O fato é que muita gente quis a carne. Veneno não era problema… Foi então, que aconteceu o que lhes contarei. O que para sempre ficou na memória. Eis a cena que se seguiu: Cortaram o coitado do garrote, tiraram o coro. E cortaram ele em pedaços. Entao, primeiro foi a fila dos homens, mulheres e crianças. Teve churrasco naquele dia. Em várias casas da redondeza. A seguir vieram os cachorros, que não se intrometiam na fila dos humanos. Ficaram ao longe. Esperando que eles saíssem. Os cães comeram o que era pequeno. Depois foram muitos urubus. Muitos e muitos que sobrevoavam, pousavam em torno. Mas só chegaram mesmo, depois da saída dos cães. Por ultimíssimo, pudemos ver as filas de formigas. Organizadíssimas . Em duas horas, não havia vestígio do ocorrido. Absolutamente inacreditável como não restou nenhum resíduo. A areia ficou como antes do acontecido. Limpinha, limpinha. Nem sangue. A única prova era o couro. Cena de Graciliano Ramos ou de Guimarães Rosa.
Até hoje fica a dúvida… Já ouvi diversas opiniões. Quanto mais escuto-as, menos sei. Teve mesmo cobra picando o garrote? Ninguém viu picada alguma… Ninguém passou mal pelas cercanias depois de comer a carne. Mentira, verdade, mentira sincera? E mais, será que as vezes mentira e verdade, são discussões produtivas? Deixo você com Carlos Drumond nesse poema chamado “Verdade”. Bonito e instigante.
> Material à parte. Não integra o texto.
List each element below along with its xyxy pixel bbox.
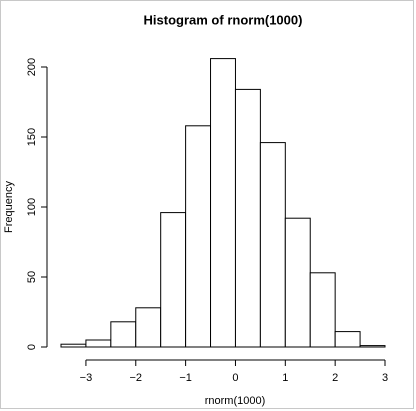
bar [85,339,112,348]
bar [334,331,361,348]
bar [135,307,162,348]
y-tick-label: 0 [26,344,38,350]
x-axis-label: rnorm(1000) [205,395,266,407]
x-tick-label: −3 [80,372,93,384]
bar [284,217,311,348]
chart-title: Histogram of rnorm(1000) [144,12,303,27]
x-tick-label: 1 [282,372,288,384]
y-tick-label: 200 [26,58,38,76]
bar [234,88,261,348]
bar [110,321,137,348]
bar [309,272,336,348]
x-tick-label: −2 [129,372,142,384]
y-tick-label: 50 [26,271,38,283]
x-tick-label: 3 [382,372,388,384]
y-tick-label: 100 [26,198,38,216]
bar [259,142,286,348]
bar [160,212,187,348]
bar [60,343,87,348]
bar [210,58,236,348]
x-tick-label: −1 [179,372,192,384]
bar [185,125,212,348]
y-axis-label: Frequency [3,181,15,233]
x-tick-label: 2 [332,372,338,384]
bar [359,345,386,348]
x-tick-label: 0 [232,372,238,384]
y-tick-label: 150 [26,128,38,146]
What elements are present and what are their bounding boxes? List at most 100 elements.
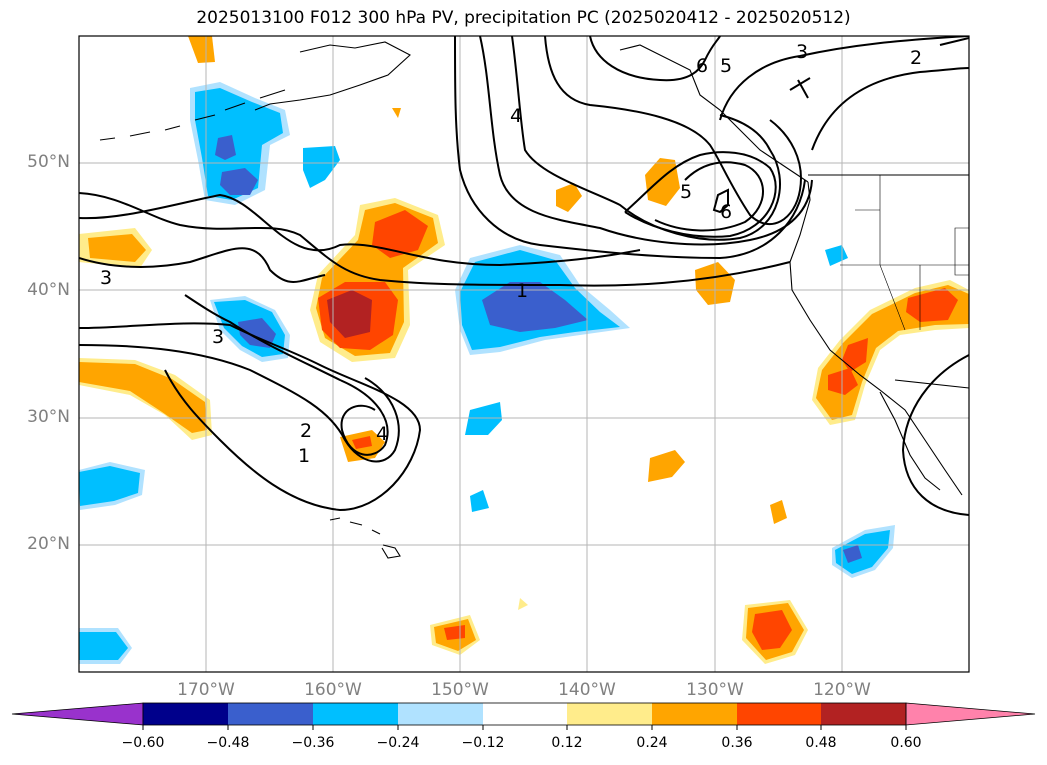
- pv-contour: [712, 188, 729, 214]
- map-gridlines: [79, 36, 969, 672]
- precip-negative-region: [195, 88, 283, 200]
- colorbar-tick-label: −0.36: [291, 735, 335, 751]
- colorbar-outline: [142, 702, 907, 726]
- pv-contour-label: 5: [680, 181, 692, 203]
- colorbar-extend-low: [11, 702, 144, 726]
- colorbar-tick-label: 0.60: [890, 735, 922, 751]
- colorbar-swatch: [567, 703, 652, 725]
- pv-contour: [79, 344, 400, 463]
- precip-positive-region: [188, 36, 215, 63]
- precip-positive-region: [828, 368, 858, 395]
- colorbar-tick-label: −0.12: [461, 735, 505, 751]
- lat-tick-label: 30°N: [27, 407, 70, 427]
- precip-negative-region: [303, 146, 340, 188]
- precip-positive-region: [648, 450, 685, 482]
- colorbar-tick-label: 0.24: [636, 735, 668, 751]
- baja-california: [879, 391, 941, 491]
- colorbar-tick-label: 0.12: [551, 735, 583, 751]
- pv-contour: [184, 294, 389, 456]
- pv-contour-label: 1: [298, 445, 310, 467]
- pv-contour: [511, 36, 781, 241]
- precip-positive-region: [88, 234, 146, 262]
- lon-tick-label: 130°W: [686, 680, 744, 700]
- pv-contour: [624, 151, 777, 238]
- pv-contour: [811, 67, 969, 151]
- alaska-coastline: [254, 41, 411, 111]
- pv-contour-label: 3: [796, 41, 808, 63]
- colorbar-extend-high: [905, 702, 1036, 726]
- map-frame: [78, 35, 970, 673]
- lon-tick-label: 140°W: [558, 680, 616, 700]
- lon-tick-label: 170°W: [177, 680, 235, 700]
- pv-contour: [479, 36, 813, 246]
- precip-positive-region: [556, 183, 582, 212]
- colorbar-swatch: [398, 703, 483, 725]
- precip-negative-region: [220, 168, 258, 195]
- lat-tick-label: 50°N: [27, 152, 70, 172]
- lat-tick-label: 20°N: [27, 534, 70, 554]
- lat-tick-label: 40°N: [27, 280, 70, 300]
- colorbar-swatch: [652, 703, 737, 725]
- precip-positive-region: [518, 598, 528, 610]
- pv-contour-label: 3: [212, 326, 224, 348]
- hawaiian-islands: [329, 517, 401, 559]
- colorbar-tick-label: 0.36: [721, 735, 753, 751]
- lon-tick-label: 160°W: [304, 680, 362, 700]
- us-state-borders: [840, 175, 969, 331]
- precip-negative-region: [79, 466, 140, 506]
- pv-contour: [79, 193, 641, 267]
- precip-negative-region: [843, 545, 862, 563]
- coastlines-layer: [99, 41, 969, 559]
- colorbar-swatch: [228, 703, 313, 725]
- pv-contour: [589, 36, 721, 82]
- lon-tick-label: 150°W: [431, 680, 489, 700]
- pv-contour-label: 6: [696, 55, 708, 77]
- pv-contour: [79, 322, 422, 512]
- north-america-coast: [789, 181, 963, 496]
- pv-contour: [79, 247, 326, 283]
- colorbar-tick-label: −0.60: [121, 735, 165, 751]
- pv-contour: [79, 192, 791, 287]
- colorbar-swatch: [143, 703, 228, 725]
- pv-contour: [454, 36, 806, 260]
- precip-negative-region: [825, 245, 848, 266]
- pv-contour-label: 6: [720, 201, 732, 223]
- pv-contour-label: 3: [100, 267, 112, 289]
- precip-negative-region: [482, 282, 588, 332]
- pv-contour-label: 2: [910, 47, 922, 69]
- precip-positive-region: [352, 436, 372, 449]
- precip-positive-region: [752, 610, 792, 650]
- colorbar: [11, 702, 1036, 730]
- pv-contour: [939, 37, 969, 46]
- pv-contour: [719, 36, 969, 121]
- pv-contour-label: 4: [510, 105, 522, 127]
- pv-contour-label: 5: [720, 55, 732, 77]
- colorbar-swatch: [821, 703, 906, 725]
- pv-contour-label: 2: [300, 420, 312, 442]
- pv-contours-layer: [79, 36, 969, 516]
- pv-contour: [789, 77, 811, 99]
- pv-contour: [544, 36, 802, 226]
- precip-positive-region: [327, 290, 372, 338]
- precip-positive-region: [392, 108, 401, 118]
- colorbar-swatch: [313, 703, 398, 725]
- pv-contour-label: 4: [376, 423, 388, 445]
- precip-positive-region: [372, 210, 428, 258]
- precip-negative-region: [470, 490, 489, 512]
- colorbar-tick-label: −0.24: [376, 735, 420, 751]
- precip-negative-region: [215, 135, 236, 160]
- colorbar-tick-label: −0.48: [206, 735, 250, 751]
- precip-positive-region: [645, 158, 680, 206]
- precip-negative-region: [79, 632, 128, 660]
- precip-shading-layer: [79, 36, 969, 664]
- pv-contour-labels: 1 1 2 3 3 4 4 5 5 6 6 3 2: [100, 41, 922, 467]
- colorbar-swatch: [737, 703, 821, 725]
- colorbar-tick-label: 0.48: [805, 735, 837, 751]
- precip-positive-region: [770, 500, 787, 524]
- precip-positive-region: [906, 288, 958, 322]
- precip-positive-region: [842, 338, 868, 372]
- aleutian-islands: [99, 89, 286, 141]
- pv-contour: [901, 354, 969, 516]
- pv-contour: [654, 161, 764, 232]
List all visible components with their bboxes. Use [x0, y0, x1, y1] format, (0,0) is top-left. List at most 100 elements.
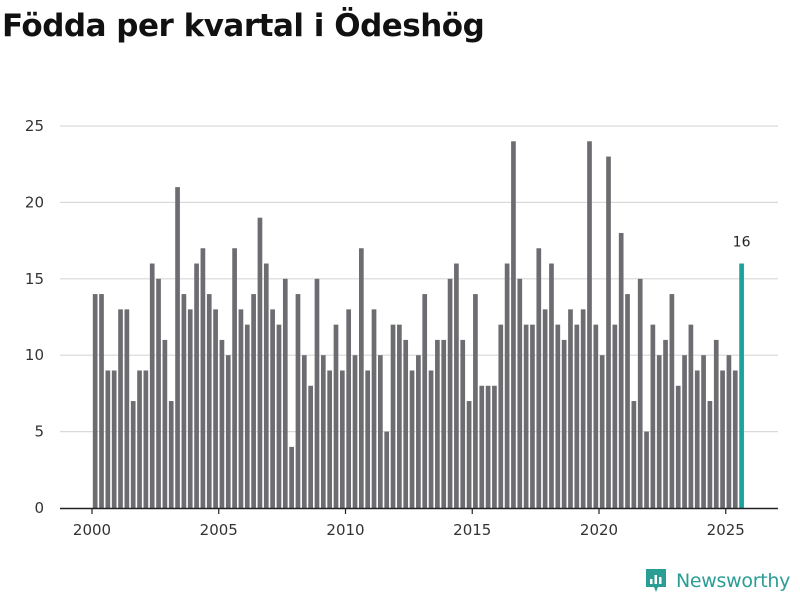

Para fazer-nos pensar. “A porta da verdade estava aberta/ mas só deixava passar /meia pessoa de cada vez. Assim não era possível atingir toda a verdade/porque a meia pessoa que entrava só trazia o perfil de meia verdade./E sua segunda metade voltava igualmente com meio perfil/ E os dois meios perfis não coincidiam/Arrebentaram a porta/ Derrubaram a porta/Chegaram a um lugar luminoso onde a verdade esplendia seus fogos/ Era dividida em duas metades, diferentes uma da outra/ Chegou-se a discutir qual a metade mais bela/As duas eram totalmente belas/Mas carecia optar/ Cada um optou conforme seu capricho, sua ilusão, sua miopia.”